Uma altura faltou à escola para ir ao rio com os colegas…
Passou um dia maravilhoso. De manhã, preparou as coisas para a escola. Na verdade, não colocou os lápis nem o caderno que ia na mochila, mas sim uma toalha. Brincou muito no
rio, jogou à bola, deu uns mergulhos, e comeu um pãozito que trouxera de casa para lanchar.
No final do dia, quando voltou a casa, a mãe já estava sentava à sua espera.
– Posso saber onde é que o menino esteve?
– Fui à escola minha mãe – Respondeu Ricardo, mudando completamente de expressão
facial.
– Ainda por cima, faltas à escola e mentes! Achavas que eu não ia saber… a tua
professora falou e disse-me que não foste…Porque é que faltaste? – Diz a mãe, com ar irritado, com a face um pouco vermelha.
– Apeteceu-me minha mãe.
Apanhou a maior porrada da sua vida! Foi assim que se tornou um homem. Aos 14
anitos começou a trabalhar, a ganhar o seu próprio dinheiro que dava à mãe para a comida e para a mesada. Todos os dias se levantava cedo. Trabalhava nas obras, aprendendo com quem sabia da arte. Mas, Ricardo tinha um sonho… ter uma motinha…

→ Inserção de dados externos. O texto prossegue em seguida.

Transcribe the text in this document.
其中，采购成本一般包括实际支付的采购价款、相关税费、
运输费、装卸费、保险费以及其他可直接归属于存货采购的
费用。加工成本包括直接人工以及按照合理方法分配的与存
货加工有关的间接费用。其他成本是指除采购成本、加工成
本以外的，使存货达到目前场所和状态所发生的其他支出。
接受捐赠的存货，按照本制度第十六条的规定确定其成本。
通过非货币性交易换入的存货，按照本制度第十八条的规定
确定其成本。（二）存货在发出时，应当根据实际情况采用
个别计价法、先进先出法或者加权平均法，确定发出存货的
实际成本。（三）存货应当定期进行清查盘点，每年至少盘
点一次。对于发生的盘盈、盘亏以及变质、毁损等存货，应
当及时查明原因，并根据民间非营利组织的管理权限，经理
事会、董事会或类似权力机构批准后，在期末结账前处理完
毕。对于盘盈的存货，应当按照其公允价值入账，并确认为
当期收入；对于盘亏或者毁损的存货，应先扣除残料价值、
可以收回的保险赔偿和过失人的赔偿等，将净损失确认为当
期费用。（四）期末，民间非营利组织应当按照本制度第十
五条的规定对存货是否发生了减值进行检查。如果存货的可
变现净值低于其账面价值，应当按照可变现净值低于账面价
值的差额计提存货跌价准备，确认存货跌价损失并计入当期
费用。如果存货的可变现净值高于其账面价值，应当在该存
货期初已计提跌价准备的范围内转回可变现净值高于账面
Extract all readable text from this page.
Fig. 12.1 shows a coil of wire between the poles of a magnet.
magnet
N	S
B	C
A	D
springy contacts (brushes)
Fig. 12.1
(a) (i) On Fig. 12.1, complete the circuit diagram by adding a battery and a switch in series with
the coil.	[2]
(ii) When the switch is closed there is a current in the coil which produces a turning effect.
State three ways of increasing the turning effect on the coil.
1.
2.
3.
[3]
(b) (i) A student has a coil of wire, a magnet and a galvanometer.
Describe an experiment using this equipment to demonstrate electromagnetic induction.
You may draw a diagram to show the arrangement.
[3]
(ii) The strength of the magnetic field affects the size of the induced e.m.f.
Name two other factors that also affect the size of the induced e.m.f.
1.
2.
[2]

Via todos os seus amigos com uma e gostava de poder andar numa também. Pediu à mãe, mas para isso teria que trabalhar… e assim fez durante a sua vida.
Aos 21 anos foi para França sozinho, de autocarro. Quando chegou à fronteira, reparou que não trazia com ele a licença militar…
– E agora, o que faço?
Bem, como era esperto, lembrou-se de sair pela porta traseira do autocarro, enquanto os
revisores entraram pela porta da frente, esperando do outro lado da fronteira. Assim passou, clandestino, livrando-se dos polícias. Esteve lá 12 anos numa firma portuguesa em Saint German.
Mais tarde casou com uma mulher da qual teve duas filhas lindas… e que são o grande amor da sua vida!
Hoje, ninguém sabe se o seu sonho foi realizado e se comprou a mota… o que se sabe é que vive na sua casita, dá os seus passeios, é muito bem tratado e as filhas amam-no.
Hoje, é um homem trabalhador. Comprou o seu carro e agradece a todas aquelas pessoas que o
ajudaram a crescer.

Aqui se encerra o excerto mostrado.